The early human transfusion patients in both countries were generally treated for what was perceived to be lunacy or other psychiatric disabilities. The first English subject was an eccentric clergyman who liked to converse in Latin. He survived an infusion of about a third of a litre of lamb's blood. Although it did not cure his language preference, he was less agitated afterwards. So the procedure was thought to hold enough promise to be repeated a couple of weeks later.

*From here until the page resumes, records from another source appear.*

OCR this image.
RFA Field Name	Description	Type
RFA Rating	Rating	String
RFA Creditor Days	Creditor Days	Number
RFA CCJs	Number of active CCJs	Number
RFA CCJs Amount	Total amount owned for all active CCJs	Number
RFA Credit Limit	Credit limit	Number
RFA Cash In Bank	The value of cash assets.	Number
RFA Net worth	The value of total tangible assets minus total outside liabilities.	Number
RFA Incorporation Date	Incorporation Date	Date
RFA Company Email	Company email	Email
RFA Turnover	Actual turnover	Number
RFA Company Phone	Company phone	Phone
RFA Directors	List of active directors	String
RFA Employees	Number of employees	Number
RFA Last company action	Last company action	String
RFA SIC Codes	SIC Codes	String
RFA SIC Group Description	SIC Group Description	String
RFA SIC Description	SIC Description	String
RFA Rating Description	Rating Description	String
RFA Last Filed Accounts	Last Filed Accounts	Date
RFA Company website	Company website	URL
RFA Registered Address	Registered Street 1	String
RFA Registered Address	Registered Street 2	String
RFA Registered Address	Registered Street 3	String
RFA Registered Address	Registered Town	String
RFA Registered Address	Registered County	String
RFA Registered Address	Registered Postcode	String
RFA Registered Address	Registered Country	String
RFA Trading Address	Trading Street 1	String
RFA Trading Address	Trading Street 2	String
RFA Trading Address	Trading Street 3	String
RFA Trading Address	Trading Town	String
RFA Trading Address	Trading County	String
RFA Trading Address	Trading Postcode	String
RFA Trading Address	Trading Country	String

Hopes were dashed when Denis transfused an agitated servant, Antoine Mauroy, with some calf's blood. The first two transfusions seemed to calm him. A third, insisted on by Mauroy's wife, was abandoned when the patient had a series of seizures. The next morning, Mauroy was dead, and was taken away for burial before Denis could perform an autopsy. The case came to trial, and although Denis was exonerated, Mauroy's wife was implicated in poisoning her husband. The results of her trial are lost, but a year later the French parliament prohibited transfusion of blood into humans. The English also lost heart until human-to-human transfusions were gingerly begun in the 1820s.

Tucker makes a reasonable (if circumstantial) case that one of Denis's medical opponents, Henri-Martin de la Martinière, supplied Madame Mauroy with poison to dispose of her violent husband, also putting paid to Denis's ambitions. De la Martinière was a colourful surgeon with a dark past involving pirates; he wrote vitriolic pamphlets against Denis and transfusion.

Tucker uses the competition between the French and English scientific societies as a window onto international rivalries during the scientific revolution. Claims over priority were at stake — being the first to successfully carry out a procedure mattered a great deal. In Paris, there was the additional tension between the Academy of Sciences, sanctioned by King Louis XIV, and the private groups that it effectively replaced. The fact that the French and English were at war during the 1660s adds spice to the story, as do London's 1665 plague outbreak and the Great Fire in 1666, which disrupted the early meetings of the Royal Society.

Tucker seeks to expose the passions and the pain behind physiological experimentation. Her narrative reads like a novel, marred only by occasional errors of fact and lapses into sensationalism. Blood Work is a powerful reconstruction of what has often been relegated to a minor episode within early modern science and medicine.